On-job fatigue highest when shift starts at 11 p.m.: study

Delaying the start time for an overnight shift could help late-night workers get more shut-eye off duty and feel less tired on the job, a new study suggests.

TORONTO — Delaying the start time for an overnight shift could help late-night workers get more shut-eye off duty and feel less tired on the job, a new study suggests.

A research abstract presented Tuesday at the annual meeting of Associated Professional Sleep Societies LLC in San Antonio, Texas, analyzed the effect shift start time had on workers’ predicted total sleep time off-hours, as well as on fatigue during a shift.

“Our findings were in two arenas: How much sleep they were able to get, and how fatigued they were during the shift,” said lead author Angela Bowen, a research assistant with the Sleep and Performance Research Center at Washington State University Spokane.

The study predicted the minimum fatigue at work took place during a shift starting at 9 a.m. The maximum on-the-job fatigue occurred with shifts starting at 11 p.m.

So why is it that someone clocking in at 11 p.m. is at a potential disadvantage compared to someone starting at midnight? Simply put, they’re not getting pre-shift sleep or enough of it.

Bowen said the theory is that everyone has a circadian rhythm, and that’s your body clock which is set with light exposure. That’s what makes it easier to either stay awake — or fall asleep — during different periods of the day.

“Most people can fall asleep really easily between about midnight and 6 a.m., that’s when your body is really ready to sleep for most people,” Bowen said.

On the flipside, the time period between 5 p.m. and 10 p.m. is sometimes called a “wake-maintenance zone” and is a period when it’s generally more difficult to fall asleep, she noted.

“If a shift starts at 11, the likelihood that you’d be able to take a good quality sleep before going on that shift is unlikely but at midnight, just that little hour later, it would be a little easier for you to get more sleep before that shift,” Bowen said.

The research analyzed was based on a two-process model of sleep regulation. That encompasses the circadian propensity for sleep and sleep-wake homeostasis. The principle behind homeostasis is that the longer you’re awake, the easier it is for you to fall asleep and the more you want and need sleep, Bowen said.

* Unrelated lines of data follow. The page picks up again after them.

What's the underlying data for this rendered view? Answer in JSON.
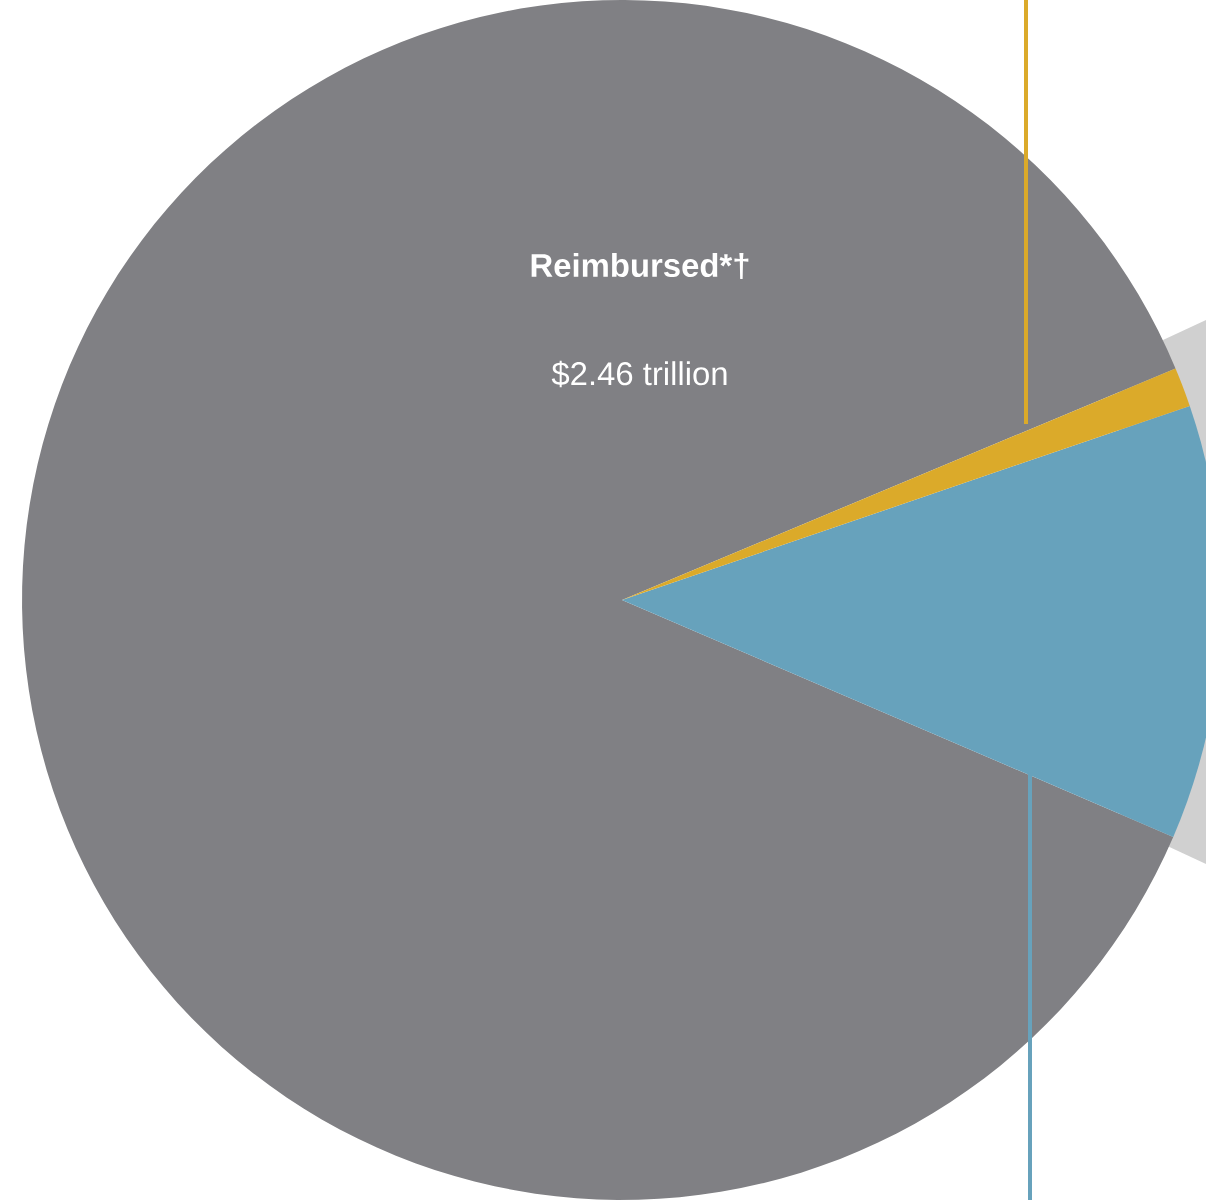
{
  "chart_data": {
    "type": "pie",
    "categories": [
      "Reimbursed*†",
      null,
      null
    ],
    "values": [
      2.46,
      0.33,
      0.03
    ],
    "value_labels": [
      "$2.46 trillion",
      null,
      null
    ],
    "colors": [
      "#808084",
      "#67a2bc",
      "#dbaa2a"
    ]
  }
}
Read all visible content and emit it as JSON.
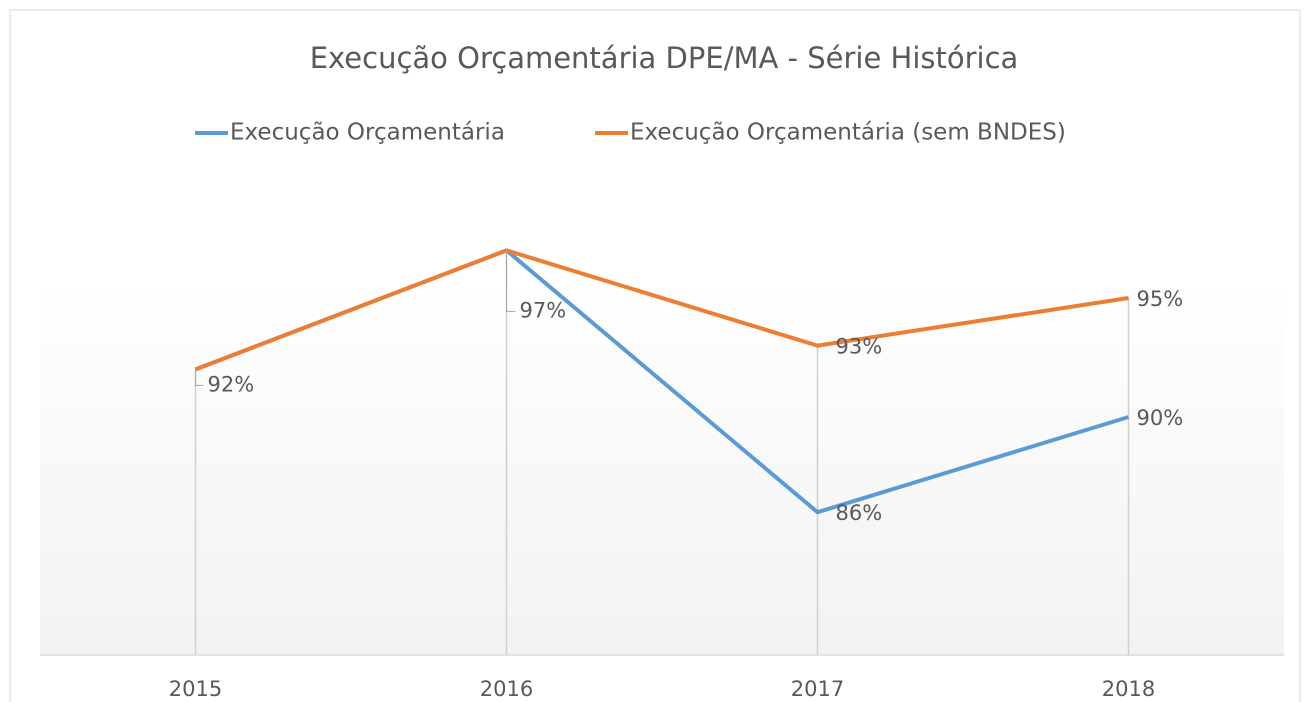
{
  "chart_data": {
    "type": "line",
    "title": "Execução Orçamentária DPE/MA - Série Histórica",
    "categories": [
      "2015",
      "2016",
      "2017",
      "2018"
    ],
    "series": [
      {
        "name": "Execução Orçamentária",
        "color": "#5b9bd5",
        "values": [
          92,
          97,
          86,
          90
        ],
        "value_labels": [
          null,
          null,
          "86%",
          "90%"
        ]
      },
      {
        "name": "Execução Orçamentária (sem BNDES)",
        "color": "#ed7d31",
        "values": [
          92,
          97,
          93,
          95
        ],
        "value_labels": [
          "92%",
          "97%",
          "93%",
          "95%"
        ]
      }
    ],
    "ylim": [
      80,
      100
    ],
    "legend": "top"
  }
}
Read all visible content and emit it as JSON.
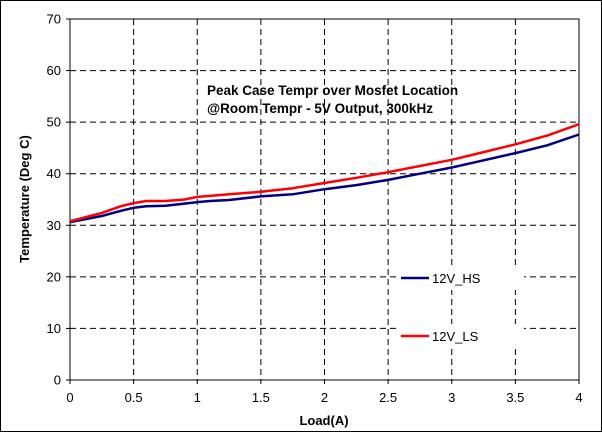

Researchers generated 24 set schedules where a person would be working nine-hour shifts, six days a week, and wouldn’t be able to sleep for the hour prior to or following their shift.

The study found with schedules starting between about 8 p.m. and midnight, the model predicted workers were getting about four-and-a-half hours of sleep and were very fatigued while on the job.

Those whose shifts started during daytime hours were catching far more zzz’s, according to predictions. Bowen said those with shifts starting between about 9 a.m. to 2 p.m. were getting about eight hours of sleep and weren’t as fatigued. Despite the predictions of less sleep time, it’s not all doom and gloom for graveyard shift workers. In fact, Bowen said one of the surprising findings was that for shifts starting at midnight or later, the model predicted workers would actually be better rested and less fatigued since they were able to sleep beforehand.